Appellant insists that the trial court erred in overruling his motion for a mistrial when Officer Owens testified that he was offered an intoximeter test and refused it.

During the appellant's cross-examination of Officer Owens the above matter arose in the following manner:

"Q. I understood you to testify, Officer, that it was against Police regulations and would be a violation of regulations for you to take a person charged with DWI to a substation. Did I understand you correct? Did you say that, is all I want to know. "A. In the case in question, yes. "Q. Did you say that, did you testify that? "A. The case in question, yes, it would have been a violation of policy. "Q. Why? "A. Because we offered the man an intoximeter test and he refused it, and he has to go before a doctor. "MR. MITCHELL: Now, may it please the Court, that was unresponsive and we would at this time move for a mistrial. This officer volunteered some information that was not in response to the question. It was not elicited by any question, and it was made voluntarily. It is highly improper and highly prejudicial, and we at this time, move the Court for a mistrial. *894 "THE COURT: I think in view of your question, you asked him why he did something, that gives him leeway to state his reasons and for that reason I'll overrule your motion for mistrial. However, I'm going to instruct the jury to disregard the answer of the witness."

It is evident that the appellant brought out on cross-examination the testimony of which he complains. Therefore no error is shown. Hopkins v. State, 162 Tex.Cr.R. 103, 282 S.W.2d 232; Lowery v. State, 163 Tex.Cr.R. 241, 290 S.W.2d 532.

The evidence is sufficient to support the conviction and, no error appearing, the judgment is affirmed.

Opinion approved by the Court.



In our original opinion we held that the trial court did not err in overruling defendant's motion for a mistrial made when the State offered the work sheet as evidence.
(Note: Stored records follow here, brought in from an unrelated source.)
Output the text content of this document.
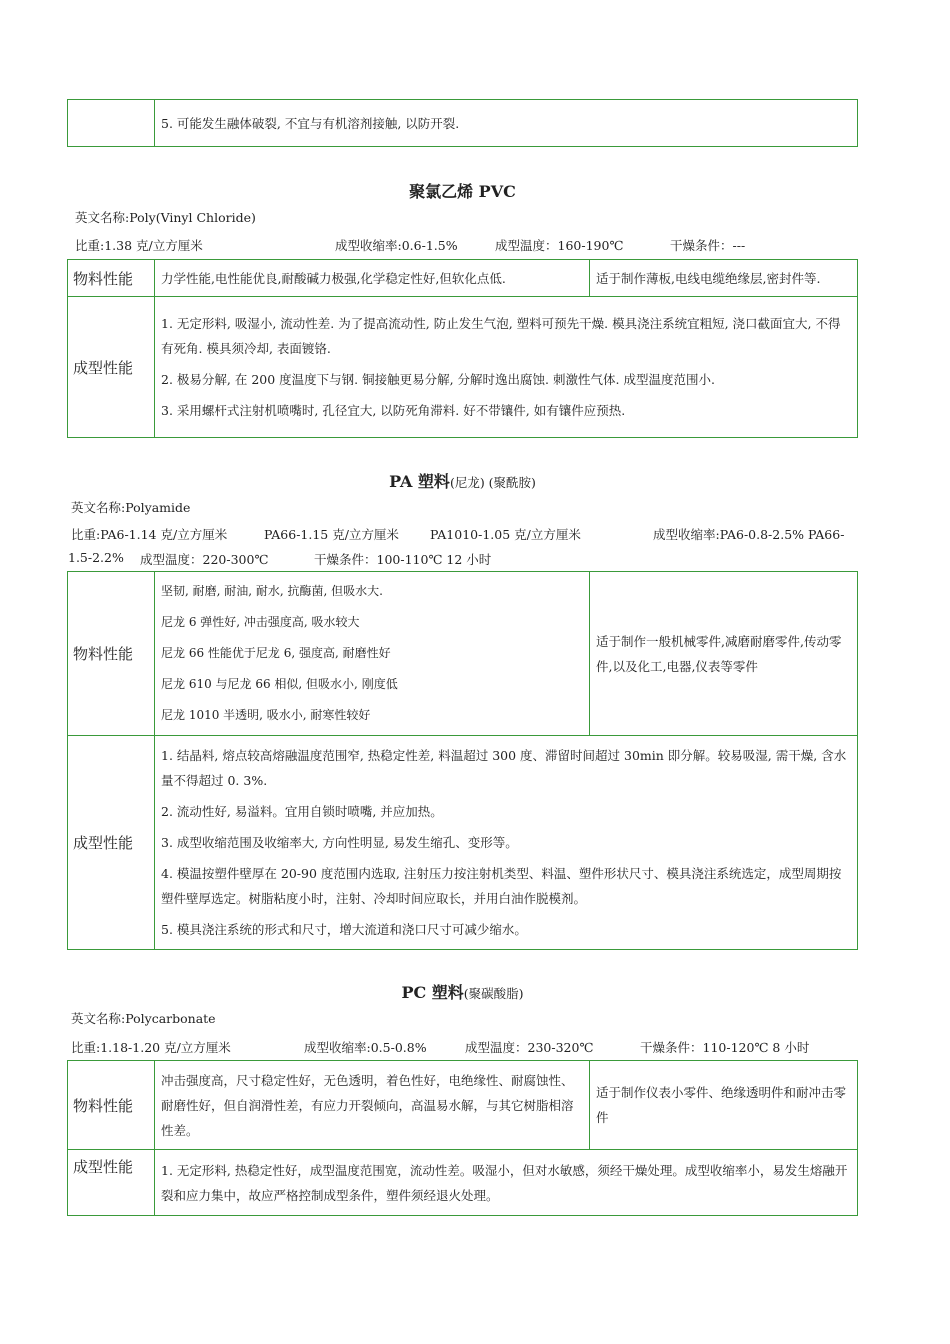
	5. 可能发生融体破裂, 不宜与有机溶剂接触, 以防开裂.
聚氯乙烯 PVC
英文名称:Poly(Vinyl Chloride)
比重:1.38 克/立方厘米	成型收缩率:0.6-1.5%	成型温度：160-190℃	干燥条件：---
物料性能	力学性能,电性能优良,耐酸碱力极强,化学稳定性好,但软化点低.	适于制作薄板,电线电缆绝缘层,密封件等.
成型性能	1. 无定形料, 吸湿小, 流动性差. 为了提高流动性, 防止发生气泡, 塑料可预先干燥. 模具浇注系统宜粗短, 浇口截面宜大, 不得有死角. 模具须冷却, 表面镀铬.

2. 极易分解, 在 200 度温度下与钢. 铜接触更易分解, 分解时逸出腐蚀. 刺激性气体. 成型温度范围小.

3. 采用螺杆式注射机喷嘴时, 孔径宜大, 以防死角滞料. 好不带镶件, 如有镶件应预热.	

PA 塑料(尼龙) (聚酰胺)
英文名称:Polyamide
比重:PA6-1.14 克/立方厘米	PA66-1.15 克/立方厘米 PA1010-1.05 克/立方厘米	成型收缩率:PA6-0.8-2.5% PA66-
1.5-2.2% 成型温度：220-300℃	干燥条件：100-110℃ 12 小时
物料性能	坚韧, 耐磨, 耐油, 耐水, 抗酶菌, 但吸水大.
尼龙 6 弹性好, 冲击强度高, 吸水较大
尼龙 66 性能优于尼龙 6, 强度高, 耐磨性好
尼龙 610 与尼龙 66 相似, 但吸水小, 刚度低
尼龙 1010 半透明, 吸水小, 耐寒性较好	适于制作一般机械零件,减磨耐磨零件,传动零件,以及化工,电器,仪表等零件
成型性能	1. 结晶料, 熔点较高熔融温度范围窄, 热稳定性差, 料温超过 300 度、滞留时间超过 30min 即分解。较易吸湿, 需干燥, 含水量不得超过 0. 3%.

2. 流动性好, 易溢料。宜用自锁时喷嘴, 并应加热。

3. 成型收缩范围及收缩率大, 方向性明显, 易发生缩孔、变形等。

4. 模温按塑件壁厚在 20-90 度范围内选取, 注射压力按注射机类型、料温、塑件形状尺寸、模具浇注系统选定，成型周期按塑件壁厚选定。树脂粘度小时，注射、冷却时间应取长，并用白油作脱模剂。

5. 模具浇注系统的形式和尺寸，增大流道和浇口尺寸可减少缩水。	

PC 塑料(聚碳酸脂)
英文名称:Polycarbonate
比重:1.18-1.20 克/立方厘米	成型收缩率:0.5-0.8%	成型温度：230-320℃	干燥条件：110-120℃ 8 小时
物料性能	冲击强度高，尺寸稳定性好，无色透明，着色性好，电绝缘性、耐腐蚀性、耐磨性好，但自润滑性差，有应力开裂倾向，高温易水解，与其它树脂相溶性差。	适于制作仪表小零件、绝缘透明件和耐冲击零件
成型性能	1. 无定形料, 热稳定性好，成型温度范围宽，流动性差。吸湿小，但对水敏感，须经干燥处理。成型收缩率小，易发生熔融开裂和应力集中，故应严格控制成型条件，塑件须经退火处理。	
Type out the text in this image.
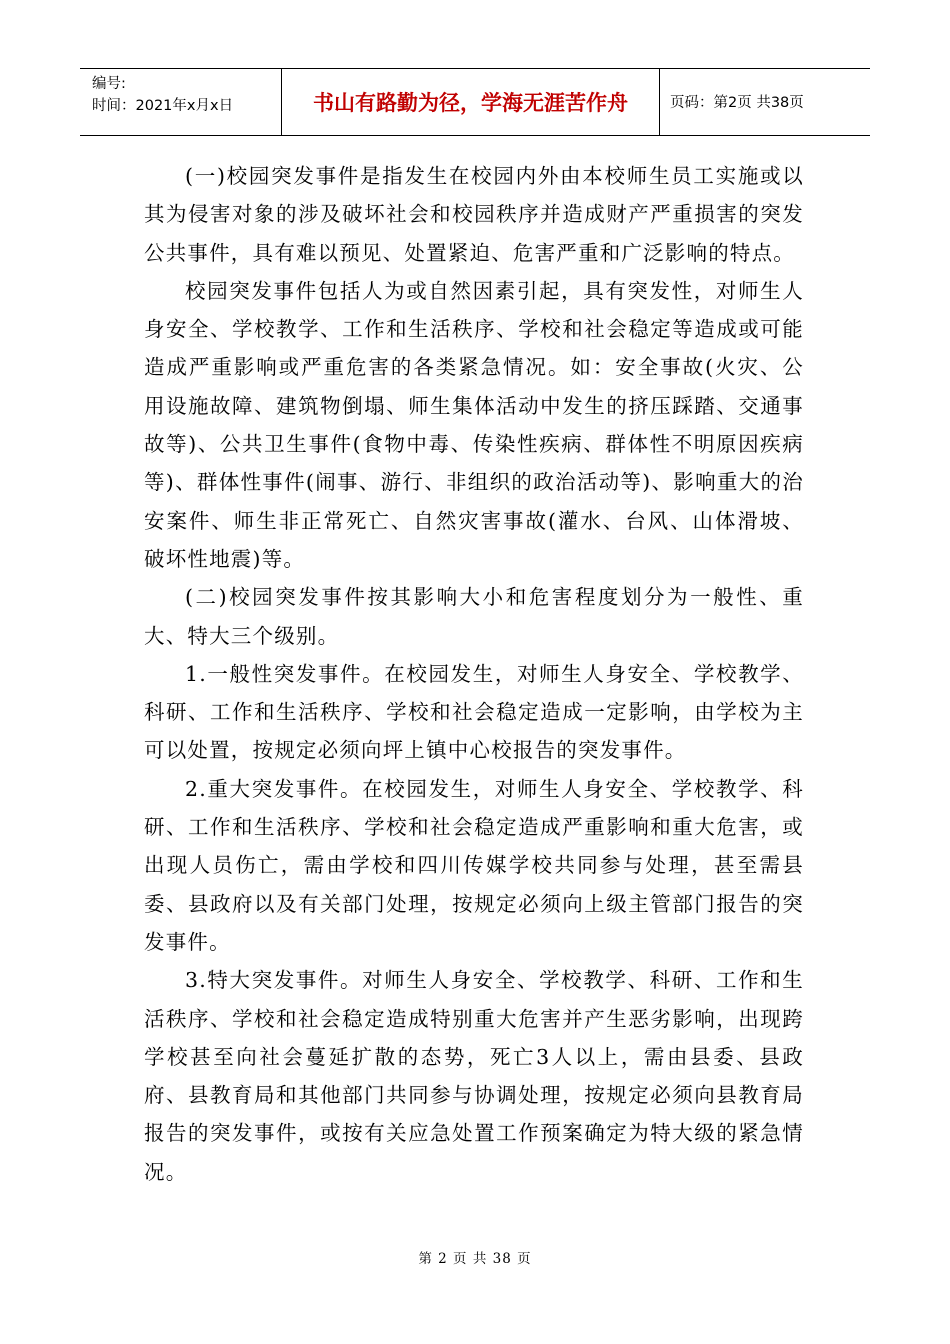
编号:
时间：2021年x月x日	书山有路勤为径，学海无涯苦作舟	页码：第2页 共38页

(一)校园突发事件是指发生在校园内外由本校师生员工实施或以其为侵害对象的涉及破坏社会和校园秩序并造成财产严重损害的突发公共事件，具有难以预见、处置紧迫、危害严重和广泛影响的特点。

校园突发事件包括人为或自然因素引起，具有突发性，对师生人身安全、学校教学、工作和生活秩序、学校和社会稳定等造成或可能造成严重影响或严重危害的各类紧急情况。如：安全事故(火灾、公用设施故障、建筑物倒塌、师生集体活动中发生的挤压踩踏、交通事故等)、公共卫生事件(食物中毒、传染性疾病、群体性不明原因疾病等)、群体性事件(闹事、游行、非组织的政治活动等)、影响重大的治安案件、师生非正常死亡、自然灾害事故(灌水、台风、山体滑坡、破坏性地震)等。

(二)校园突发事件按其影响大小和危害程度划分为一般性、重大、特大三个级别。

1.一般性突发事件。在校园发生，对师生人身安全、学校教学、科研、工作和生活秩序、学校和社会稳定造成一定影响，由学校为主可以处置，按规定必须向坪上镇中心校报告的突发事件。

2.重大突发事件。在校园发生，对师生人身安全、学校教学、科研、工作和生活秩序、学校和社会稳定造成严重影响和重大危害，或出现人员伤亡，需由学校和四川传媒学校共同参与处理，甚至需县委、县政府以及有关部门处理，按规定必须向上级主管部门报告的突发事件。

3.特大突发事件。对师生人身安全、学校教学、科研、工作和生活秩序、学校和社会稳定造成特别重大危害并产生恶劣影响，出现跨学校甚至向社会蔓延扩散的态势，死亡3人以上，需由县委、县政府、县教育局和其他部门共同参与协调处理，按规定必须向县教育局报告的突发事件，或按有关应急处置工作预案确定为特大级的紧急情况。

第 2 页 共 38 页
Appellant urges that holding is incorrect. This Court has held that the mere offer of inadmissible evidence by the State is not reversible error where the objection is sustained and the evidence is not gotten before the jury. Parkman v. State, 149 Tex.Cr.App. 101, 191 S.W.2d 743, 747; Lovelady v. State, 150 Tex.Cr.R. 50, 198 S.W.2d 570, 572.

Appellant further contends that we were in error in holding that the trial court correctly overruled his motion for mistrial made when the State's witness, Officer Owens, stated that the defendant had been offered an intoximeter test and had refused to take it. An attempt is made to distinguish the cases cited in our original opinion on the basis that here the testimony was not brought out on cross examination, but was received instead as an unresponsive answer. Appellant's attention is directed to the case of Avant v. State, 168 Tex.Cr.R. 6, 323 S.W.2d 464, where on cross examination the appellant's attorney was questioning an officer about an argument he had with appellant's sister and brother-in-law. There appellant's attorney determined that there was an argument and then asked "What about?". The response was, "I offered the man a blood test". This was held to be in reply to the question, and in view of the court's instructions to the jury to disregard the answer, no reversible error was shown.

Remaining convinced that we properly disposed of this case originally, appellant's motion for rehearing is overruled.